Dans l’intimité même de M. Vulfran, ou plutôt dans sa famille, ces réformes avaient provoqué autant d’inquiétudes que de critiques. Devenait-il fou ? Allait-il se ruiner, c’est-à-dire les ruiner ? Ne serait-il pas prudent de le faire interdire ? Évidemment sa faiblesse pour cette petite fille, qui faisait de lui ce qu’elle voulait, était une preuve de démence sénile, que les tribunaux ne pourraient pas ne pas peser.
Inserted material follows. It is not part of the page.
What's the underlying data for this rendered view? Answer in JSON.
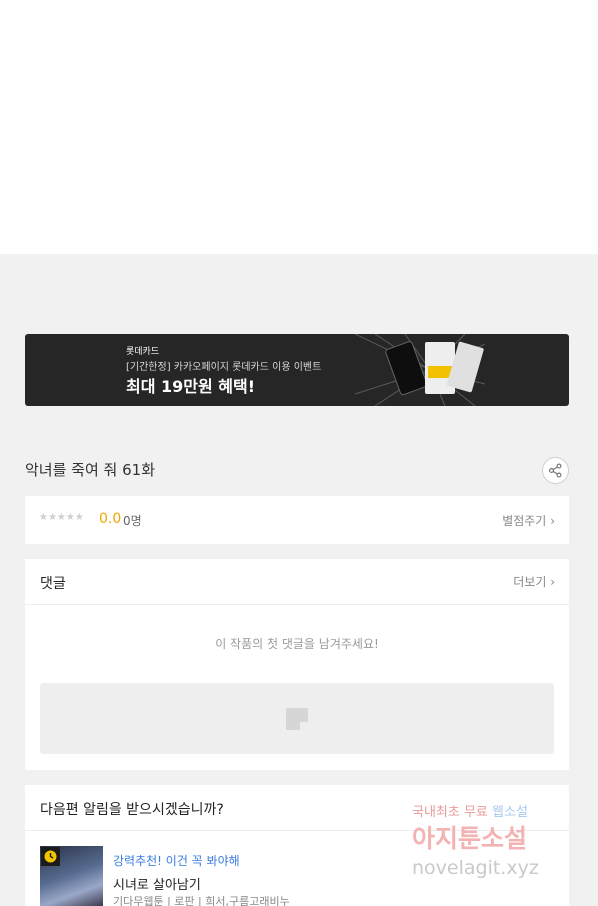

Et toutes les inimitiés s’étaient concentrées sur cette dangereuse gamine qui ne savait pas ce qu’elle faisait : qu’importait à cette fille l’argent follement gaspillé, ce n’était pas le sien.

Heureusement pour la fille elle se sentait soutenue contre cette colère, dont elle recevait des coups directs ou indirects à chaque instant, par des amitiés qui l’encourageaient et la réconfortaient.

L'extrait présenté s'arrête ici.